Sid Geller was standing at the makeshift bar. I asked the young man in a white coat and yarmulka to pour a Scotch for Debbie. Sid leaned over to me smiling sadly, “You can walk out of here, Cooperman, and go run up the flagpole at the Collegiate. I don’t want to see you standing there gorging yourself, you understand?”

“I wasn’t planning to spend the night. Mr. Geller. If you’ll excuse me, I’ve got a drink for your former wife.” I didn’t rub it in about it being her house and not his. I didn’t want to find myself rediscovering the world through the ice-bucket. Debbie had the house, Sid had the mortgage, I guessed. I don’t think that gave him special privileges. But he had at least seventy pounds on me, and it was his brother we’d just buried, so I shut up and carried the glass back to Debbie.

“You’re getting friendly with my ex,” she said, nodding her thanks for the drink. “He doesn’t often get along that well with people of your sort.”

“Well, I’m more than usually cunning for my sort,” I said. “When are they holding the minyan?”

“Just before dark. Isn’t that the normal thing?” She looked just the least bit confused. “The rabbi’s coming to start things off; or so I was told. I don’t see him.”

“It’s not half-past four yet. It won’t be dark for hours.”

“You’re right. I don’t know what I was thinking of. This hasn’t been one of my best weekends, Mr. Cooperman. There were a lot of decisions that had to be made, and I ended up making them.”

“What about Sid?”

“My dear ex-husband was unreachable for the first day and then he was inconsolable, which is another way of being out of reach. Oh, Ruth helped, and so did Aunt Hazel in Toronto. But the feeling I’ll take to my grave is that I did it all myself.”

“It couldn’t have come at a worse time,” I said. It sounded all right to me, but she shot me a warning with her eyes. I started to back away, but she grabbed my elbow and stopped me. It was a mimed apology, and I let her hang on my arm and lead me over to meet the senior relatives sitting on the treasury bench of this gathering with refilled paper plates balanced on their knees. I met the uncles and aunt. I met Morris Kaufman, Debbie and Ruth’s father. I explained twice that I had no connection with medicine or Toronto General Hospital. I wonder if my brother Sam is telephoned in the middle of the night by people wanting their wayward spouses followed. I should wear a medical alert bracelet saying that I’m not Sam under any circumstances.

Before I left, I thought I’d have another shot at Sid. He had been joined by Pia Morley and Glenn Bagot had arrived to bolster Sid’s side of the room. They were being eyed by the aunt and the uncles. Bagot looked like he had dressed for the Toronto Stock Exchange not a shiva on Francis Street in Grantham. You couldn’t fault an item he was wearing, but it was all wrong, like a surgical mask at a wedding. Bagot got my eye before I reached Sid. Something struck him as mildly amusing.

“Well, Mr. Cooperman, the athletic Mr. Cooperman. Will you have a drink with me? I think you’ll remember Pia?” I bobbed my head twice and watched what the lad in white put in my drink. Another trip in the trunk of a car and I’d be ready for the rubber room for good.

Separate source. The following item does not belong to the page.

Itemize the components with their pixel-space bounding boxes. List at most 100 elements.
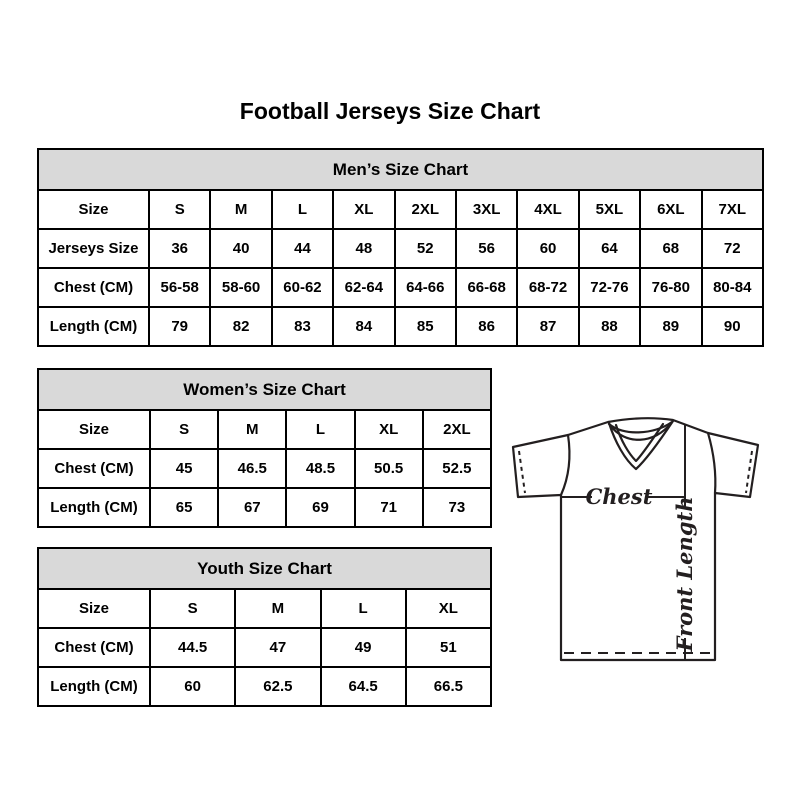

“I don’t have any time for you,” Sid glowered at me over the rim of his glass. He’d been putting a lot of rye between himself and his grief.

“Oh, Benny’s all right,” said Bagot. “He won’t misbehave in Debbie’s house.” Pia hadn’t said anything. She was wearing flamboyant mourning: black satin, black crepe, black nylons. I wondered if she’d had her Audi painted for the occasion.

“Poor Nate,” said Sid. “If Label knew about it, he’d be here. We are brothers after all. He wouldn’t care that …” Here he snapped his fingers perhaps more noisily than he’d intended. “ … for the consequences. And him,” he wasn’t pointing at Staziak, “him, with the gall to come in here and eat our food.”

“Steady on, Sid. He’s just going. Aren’t you, Mr. Cooperman?”

“You have paid all the respects you intend to pay, haven’t you, Mr. C?” Pia looked very fetching even when adding her vote for rejection. I couldn’t do anything but leave after that. I took a look at the newly arrived cold cuts they were standing in front of, and beat my retreat for the door.